The LegalBeagles web forum, set up by a Brighton litigation executive, is providing the town’s oldest law firm with a stream of consumer credit work and what is thought to be the first bank charges court victory since 2007.
Kate Briscoe, who works at QualitySolicitors Howlett Clarke, set up LegalBeagles in 2007 with friend Sharon Coleman. The forum currently attracts almost 9,000 unique visitors a day.
Ms Briscoe, who is training to become a chartered legal executive, said the site had experienced “crazy growth” in the last couple of years, creating a lot of work for the law firm.

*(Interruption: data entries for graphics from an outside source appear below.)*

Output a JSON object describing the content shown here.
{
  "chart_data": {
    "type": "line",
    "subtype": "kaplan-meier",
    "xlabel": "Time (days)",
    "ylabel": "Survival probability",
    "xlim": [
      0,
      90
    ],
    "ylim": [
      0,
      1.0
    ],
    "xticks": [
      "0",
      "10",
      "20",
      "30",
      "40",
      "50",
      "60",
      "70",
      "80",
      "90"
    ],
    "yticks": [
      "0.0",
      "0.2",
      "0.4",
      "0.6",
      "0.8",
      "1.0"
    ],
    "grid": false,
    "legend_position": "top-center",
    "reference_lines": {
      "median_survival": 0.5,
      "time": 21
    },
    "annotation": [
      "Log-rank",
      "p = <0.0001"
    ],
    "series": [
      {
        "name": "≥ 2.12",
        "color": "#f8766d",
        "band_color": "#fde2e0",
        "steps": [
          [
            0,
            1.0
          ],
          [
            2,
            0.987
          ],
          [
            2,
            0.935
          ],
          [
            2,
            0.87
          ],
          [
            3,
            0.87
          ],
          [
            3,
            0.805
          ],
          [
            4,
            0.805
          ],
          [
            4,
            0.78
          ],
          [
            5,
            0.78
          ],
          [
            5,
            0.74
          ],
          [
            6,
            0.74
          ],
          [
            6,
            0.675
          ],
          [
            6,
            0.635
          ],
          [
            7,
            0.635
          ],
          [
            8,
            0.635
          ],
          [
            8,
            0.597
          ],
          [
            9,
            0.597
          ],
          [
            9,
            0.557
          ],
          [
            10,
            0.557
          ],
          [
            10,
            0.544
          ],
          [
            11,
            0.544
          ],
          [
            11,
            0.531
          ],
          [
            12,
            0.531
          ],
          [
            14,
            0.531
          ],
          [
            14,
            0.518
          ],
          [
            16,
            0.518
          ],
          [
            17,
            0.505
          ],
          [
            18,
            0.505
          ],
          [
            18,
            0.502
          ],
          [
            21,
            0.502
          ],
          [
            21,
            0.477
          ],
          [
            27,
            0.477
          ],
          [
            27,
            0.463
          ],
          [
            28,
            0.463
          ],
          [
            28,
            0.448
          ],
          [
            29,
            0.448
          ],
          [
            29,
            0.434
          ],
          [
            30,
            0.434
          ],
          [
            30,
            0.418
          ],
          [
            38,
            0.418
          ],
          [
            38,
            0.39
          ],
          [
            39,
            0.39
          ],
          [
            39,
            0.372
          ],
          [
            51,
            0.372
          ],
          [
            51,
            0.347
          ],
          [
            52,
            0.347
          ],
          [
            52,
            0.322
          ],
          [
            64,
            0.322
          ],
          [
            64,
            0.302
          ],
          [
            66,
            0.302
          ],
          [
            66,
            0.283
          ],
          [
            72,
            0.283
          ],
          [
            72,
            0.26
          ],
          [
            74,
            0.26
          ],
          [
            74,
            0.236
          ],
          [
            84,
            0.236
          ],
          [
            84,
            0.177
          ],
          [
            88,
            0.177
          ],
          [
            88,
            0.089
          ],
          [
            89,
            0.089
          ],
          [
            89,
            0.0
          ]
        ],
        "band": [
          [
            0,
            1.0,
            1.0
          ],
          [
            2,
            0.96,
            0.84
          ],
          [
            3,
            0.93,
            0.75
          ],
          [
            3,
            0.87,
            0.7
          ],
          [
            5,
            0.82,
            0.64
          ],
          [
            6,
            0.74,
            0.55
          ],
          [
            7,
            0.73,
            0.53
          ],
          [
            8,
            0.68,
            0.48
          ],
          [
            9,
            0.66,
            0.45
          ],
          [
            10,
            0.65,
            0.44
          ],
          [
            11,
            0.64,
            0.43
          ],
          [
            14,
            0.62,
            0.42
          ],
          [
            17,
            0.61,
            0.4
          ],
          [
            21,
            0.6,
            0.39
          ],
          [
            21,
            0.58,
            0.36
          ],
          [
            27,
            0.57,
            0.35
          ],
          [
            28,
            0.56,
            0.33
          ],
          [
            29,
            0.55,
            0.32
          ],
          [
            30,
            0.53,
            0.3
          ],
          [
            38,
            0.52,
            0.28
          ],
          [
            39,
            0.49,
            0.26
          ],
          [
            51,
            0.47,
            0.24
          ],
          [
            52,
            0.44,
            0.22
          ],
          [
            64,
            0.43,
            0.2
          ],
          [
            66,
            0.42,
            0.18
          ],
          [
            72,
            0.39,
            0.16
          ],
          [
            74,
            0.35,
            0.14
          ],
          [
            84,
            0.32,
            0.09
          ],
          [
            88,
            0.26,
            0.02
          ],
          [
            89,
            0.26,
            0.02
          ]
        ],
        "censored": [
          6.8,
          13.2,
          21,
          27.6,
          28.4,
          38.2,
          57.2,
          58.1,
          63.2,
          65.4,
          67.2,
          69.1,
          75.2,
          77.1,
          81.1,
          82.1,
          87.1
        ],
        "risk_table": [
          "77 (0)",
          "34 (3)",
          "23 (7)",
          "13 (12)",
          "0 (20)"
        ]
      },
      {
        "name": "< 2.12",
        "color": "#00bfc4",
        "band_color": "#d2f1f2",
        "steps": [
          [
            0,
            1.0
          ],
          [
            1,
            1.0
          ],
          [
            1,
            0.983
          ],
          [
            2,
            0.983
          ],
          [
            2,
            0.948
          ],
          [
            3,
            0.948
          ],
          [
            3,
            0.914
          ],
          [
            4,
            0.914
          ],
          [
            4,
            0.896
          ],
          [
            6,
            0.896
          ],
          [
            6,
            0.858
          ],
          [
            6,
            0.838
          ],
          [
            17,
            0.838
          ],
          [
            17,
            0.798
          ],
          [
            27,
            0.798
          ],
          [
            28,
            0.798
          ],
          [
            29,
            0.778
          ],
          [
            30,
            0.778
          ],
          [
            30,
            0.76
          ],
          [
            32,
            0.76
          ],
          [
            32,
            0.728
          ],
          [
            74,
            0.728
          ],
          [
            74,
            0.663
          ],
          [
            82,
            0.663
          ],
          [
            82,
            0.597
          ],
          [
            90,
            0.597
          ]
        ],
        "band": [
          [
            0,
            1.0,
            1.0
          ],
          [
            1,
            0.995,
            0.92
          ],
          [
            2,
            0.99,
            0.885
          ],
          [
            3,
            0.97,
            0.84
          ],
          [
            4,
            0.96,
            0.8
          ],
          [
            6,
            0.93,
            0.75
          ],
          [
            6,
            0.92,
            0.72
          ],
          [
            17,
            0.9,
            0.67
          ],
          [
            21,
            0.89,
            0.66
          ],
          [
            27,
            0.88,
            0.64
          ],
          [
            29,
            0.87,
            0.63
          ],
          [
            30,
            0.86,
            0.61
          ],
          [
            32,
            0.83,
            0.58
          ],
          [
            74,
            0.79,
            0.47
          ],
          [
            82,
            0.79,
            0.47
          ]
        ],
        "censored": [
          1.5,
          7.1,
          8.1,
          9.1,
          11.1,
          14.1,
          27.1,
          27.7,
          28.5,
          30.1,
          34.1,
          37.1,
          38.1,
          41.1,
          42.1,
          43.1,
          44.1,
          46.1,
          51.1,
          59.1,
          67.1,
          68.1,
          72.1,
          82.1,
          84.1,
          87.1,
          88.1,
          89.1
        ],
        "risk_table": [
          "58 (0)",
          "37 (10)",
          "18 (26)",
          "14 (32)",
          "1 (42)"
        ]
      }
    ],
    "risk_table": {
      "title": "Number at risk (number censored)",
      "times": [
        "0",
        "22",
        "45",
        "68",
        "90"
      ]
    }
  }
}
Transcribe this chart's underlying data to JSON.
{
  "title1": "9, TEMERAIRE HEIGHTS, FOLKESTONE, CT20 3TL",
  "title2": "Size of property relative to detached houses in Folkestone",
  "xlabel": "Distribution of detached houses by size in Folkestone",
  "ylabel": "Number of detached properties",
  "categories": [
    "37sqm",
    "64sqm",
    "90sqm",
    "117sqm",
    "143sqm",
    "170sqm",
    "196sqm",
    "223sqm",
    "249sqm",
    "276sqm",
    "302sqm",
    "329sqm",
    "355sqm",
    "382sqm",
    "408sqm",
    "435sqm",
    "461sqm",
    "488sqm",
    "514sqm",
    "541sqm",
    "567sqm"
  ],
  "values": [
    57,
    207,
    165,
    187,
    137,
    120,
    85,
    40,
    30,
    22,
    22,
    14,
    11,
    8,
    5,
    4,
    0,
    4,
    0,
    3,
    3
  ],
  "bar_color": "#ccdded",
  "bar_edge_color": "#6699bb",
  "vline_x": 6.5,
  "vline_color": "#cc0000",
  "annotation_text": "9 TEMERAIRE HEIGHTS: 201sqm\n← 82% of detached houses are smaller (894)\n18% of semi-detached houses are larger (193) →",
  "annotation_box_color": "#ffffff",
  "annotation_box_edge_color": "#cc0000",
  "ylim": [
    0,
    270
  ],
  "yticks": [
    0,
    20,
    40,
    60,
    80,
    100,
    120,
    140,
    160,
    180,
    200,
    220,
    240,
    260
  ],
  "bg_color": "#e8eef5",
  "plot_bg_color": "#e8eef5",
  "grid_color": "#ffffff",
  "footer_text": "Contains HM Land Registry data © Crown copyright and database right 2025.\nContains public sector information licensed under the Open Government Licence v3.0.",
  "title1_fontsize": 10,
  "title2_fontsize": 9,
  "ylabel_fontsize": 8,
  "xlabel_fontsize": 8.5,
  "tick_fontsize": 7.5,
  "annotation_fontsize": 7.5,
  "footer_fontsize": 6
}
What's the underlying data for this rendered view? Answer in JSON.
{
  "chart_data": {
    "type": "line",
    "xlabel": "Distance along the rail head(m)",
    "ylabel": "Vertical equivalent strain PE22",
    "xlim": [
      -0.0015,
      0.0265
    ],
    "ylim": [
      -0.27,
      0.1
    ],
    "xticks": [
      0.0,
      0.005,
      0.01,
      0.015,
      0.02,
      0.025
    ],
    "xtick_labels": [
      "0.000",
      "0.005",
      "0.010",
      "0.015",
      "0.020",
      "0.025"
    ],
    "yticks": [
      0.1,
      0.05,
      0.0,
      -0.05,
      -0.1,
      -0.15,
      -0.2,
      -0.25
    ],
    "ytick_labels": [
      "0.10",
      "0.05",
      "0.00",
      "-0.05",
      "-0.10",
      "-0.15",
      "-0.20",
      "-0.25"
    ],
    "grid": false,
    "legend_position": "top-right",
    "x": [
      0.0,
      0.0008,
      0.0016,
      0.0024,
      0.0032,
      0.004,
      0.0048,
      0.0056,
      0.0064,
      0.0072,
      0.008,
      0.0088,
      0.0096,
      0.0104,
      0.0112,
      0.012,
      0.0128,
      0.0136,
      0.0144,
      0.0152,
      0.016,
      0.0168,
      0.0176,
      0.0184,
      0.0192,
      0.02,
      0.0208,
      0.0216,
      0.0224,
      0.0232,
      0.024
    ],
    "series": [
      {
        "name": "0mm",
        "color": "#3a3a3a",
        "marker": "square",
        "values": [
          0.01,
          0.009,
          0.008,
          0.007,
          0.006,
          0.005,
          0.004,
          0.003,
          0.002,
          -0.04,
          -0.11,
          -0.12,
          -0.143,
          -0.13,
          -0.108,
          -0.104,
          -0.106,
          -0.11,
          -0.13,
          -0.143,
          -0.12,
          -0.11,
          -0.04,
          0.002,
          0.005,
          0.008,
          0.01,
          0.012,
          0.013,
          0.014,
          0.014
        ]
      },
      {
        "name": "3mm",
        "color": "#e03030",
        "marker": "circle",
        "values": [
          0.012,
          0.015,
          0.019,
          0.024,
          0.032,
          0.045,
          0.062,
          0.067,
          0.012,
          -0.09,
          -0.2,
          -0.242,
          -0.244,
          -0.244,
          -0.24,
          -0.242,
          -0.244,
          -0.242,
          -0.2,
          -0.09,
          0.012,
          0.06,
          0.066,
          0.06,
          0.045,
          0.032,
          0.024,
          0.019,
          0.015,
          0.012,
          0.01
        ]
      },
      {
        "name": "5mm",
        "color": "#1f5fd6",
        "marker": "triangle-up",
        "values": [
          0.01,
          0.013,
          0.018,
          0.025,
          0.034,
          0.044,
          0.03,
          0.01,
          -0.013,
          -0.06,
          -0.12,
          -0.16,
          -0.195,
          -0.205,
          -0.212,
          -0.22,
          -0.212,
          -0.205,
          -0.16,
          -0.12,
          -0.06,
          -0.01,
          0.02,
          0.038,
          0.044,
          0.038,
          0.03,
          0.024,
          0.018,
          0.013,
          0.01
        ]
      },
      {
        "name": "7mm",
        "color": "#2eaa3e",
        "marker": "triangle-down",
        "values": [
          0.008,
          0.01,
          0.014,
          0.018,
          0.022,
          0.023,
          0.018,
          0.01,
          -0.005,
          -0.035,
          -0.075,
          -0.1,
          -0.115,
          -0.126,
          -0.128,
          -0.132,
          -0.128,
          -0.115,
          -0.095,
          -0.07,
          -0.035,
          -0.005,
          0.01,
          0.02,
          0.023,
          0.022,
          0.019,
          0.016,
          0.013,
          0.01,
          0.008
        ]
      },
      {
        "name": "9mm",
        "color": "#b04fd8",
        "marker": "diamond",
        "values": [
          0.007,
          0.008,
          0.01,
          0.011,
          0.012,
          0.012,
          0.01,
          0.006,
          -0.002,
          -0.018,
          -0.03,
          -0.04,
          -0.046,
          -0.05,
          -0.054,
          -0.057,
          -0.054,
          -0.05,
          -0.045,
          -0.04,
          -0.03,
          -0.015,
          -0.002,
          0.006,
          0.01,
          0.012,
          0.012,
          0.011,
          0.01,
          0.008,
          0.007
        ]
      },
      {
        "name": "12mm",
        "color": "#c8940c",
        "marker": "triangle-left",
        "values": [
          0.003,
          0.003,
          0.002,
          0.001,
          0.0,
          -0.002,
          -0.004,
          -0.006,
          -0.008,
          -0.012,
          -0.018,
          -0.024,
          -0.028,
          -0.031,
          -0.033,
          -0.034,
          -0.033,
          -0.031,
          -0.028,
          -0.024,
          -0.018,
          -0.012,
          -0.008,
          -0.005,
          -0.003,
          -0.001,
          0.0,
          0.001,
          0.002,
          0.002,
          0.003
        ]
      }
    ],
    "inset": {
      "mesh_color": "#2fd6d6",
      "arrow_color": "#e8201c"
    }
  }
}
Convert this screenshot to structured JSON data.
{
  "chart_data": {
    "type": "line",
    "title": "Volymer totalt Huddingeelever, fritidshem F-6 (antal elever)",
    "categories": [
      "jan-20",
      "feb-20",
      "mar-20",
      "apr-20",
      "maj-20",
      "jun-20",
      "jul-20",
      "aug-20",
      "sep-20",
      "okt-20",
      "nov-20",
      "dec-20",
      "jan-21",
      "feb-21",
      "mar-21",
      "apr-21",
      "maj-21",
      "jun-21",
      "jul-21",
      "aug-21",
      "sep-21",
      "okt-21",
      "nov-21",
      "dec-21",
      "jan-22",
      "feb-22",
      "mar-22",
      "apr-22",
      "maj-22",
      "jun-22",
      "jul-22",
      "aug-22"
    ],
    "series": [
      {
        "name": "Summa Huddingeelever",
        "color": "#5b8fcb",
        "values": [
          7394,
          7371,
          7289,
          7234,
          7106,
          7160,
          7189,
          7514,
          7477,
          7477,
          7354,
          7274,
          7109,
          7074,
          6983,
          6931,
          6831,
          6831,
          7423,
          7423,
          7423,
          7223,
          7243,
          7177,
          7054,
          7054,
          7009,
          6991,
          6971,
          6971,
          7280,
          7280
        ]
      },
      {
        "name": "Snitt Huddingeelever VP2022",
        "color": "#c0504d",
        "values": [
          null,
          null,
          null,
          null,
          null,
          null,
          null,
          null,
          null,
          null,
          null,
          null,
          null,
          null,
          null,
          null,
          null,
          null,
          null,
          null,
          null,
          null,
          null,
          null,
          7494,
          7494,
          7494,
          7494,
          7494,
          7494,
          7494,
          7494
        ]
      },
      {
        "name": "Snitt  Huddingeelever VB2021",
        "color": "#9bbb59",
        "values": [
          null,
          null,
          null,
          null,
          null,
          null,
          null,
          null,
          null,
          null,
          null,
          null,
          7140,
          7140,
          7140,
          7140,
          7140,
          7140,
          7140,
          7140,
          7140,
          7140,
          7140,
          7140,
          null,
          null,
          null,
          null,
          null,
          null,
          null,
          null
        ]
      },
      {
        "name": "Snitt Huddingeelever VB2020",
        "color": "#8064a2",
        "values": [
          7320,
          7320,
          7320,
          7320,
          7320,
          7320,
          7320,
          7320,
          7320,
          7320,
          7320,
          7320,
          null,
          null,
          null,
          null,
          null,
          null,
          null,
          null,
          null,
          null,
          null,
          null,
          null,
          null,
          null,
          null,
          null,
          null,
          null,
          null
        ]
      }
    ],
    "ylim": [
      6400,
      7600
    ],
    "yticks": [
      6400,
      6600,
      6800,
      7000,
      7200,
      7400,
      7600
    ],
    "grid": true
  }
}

“We get a lot of inquiries and we have to turn away quite a few,” Ms Briscoe said. “Those we can’t help we give good advice on how to negotiate and settle cases.”
The work is handled by a team including fellow litigation executive Paul Tilley, also training with CILEx, partner Jackie Gillespie and chartered legal executive Victoria Shepherd.
Ms Briscoe ran her own building firm in London for 10 years, where she experienced being on the receiving end of bank charges. She closed down the firm to start a new career as a family lawyer, but was advised against it during work experience. Instead she went on to become an operations and facilities manager at Brighton and Hove council, managing 52 staff. She left the council in 2012.
The following year, through LegalBeagles, she began working remotely on a consumer credit cases for a law firm in Wales. When that closed, she got a job as a consumer credit specialist with QS Howlett Clarke.
Ms Briscoe said most of her clients contacted her through LegalBeagles. “Within a month of joining Howlett Clarke we were swamped with work,” she said. “The majority of cases have to be done on conditional fees. We have to risk assess cases very carefully and I can’t deny that I cherry pick.” Ms Briscoe said the law firm had redeployed staff to help her from its personal injury department, such is the volume of work.
The firm successfully represented Oliver Foster-Burnell earlier this summer against Lloyds TSB in a case at Taunton County Court. The bank was ordered to reimburse Mr Foster-Burnell with the £743 it had charged, plus interest, and a further £1,000 for damaging his credit reference file.
Deputy District Judge Stockdale held that the unarranged overdraft charges levied on Mr Foster-Burnell were contrary to the requirements of good faith under section 5(1) of the Unfair Terms in Consumer Contracts Regulations 1999.
“Banks have to take notice of this,” Ms Briscoe said. “This case is not going to stay at Taunton”. She said Lloyds TSB still had time to appeal, but if they decided not to, the firm could launch its own appeal.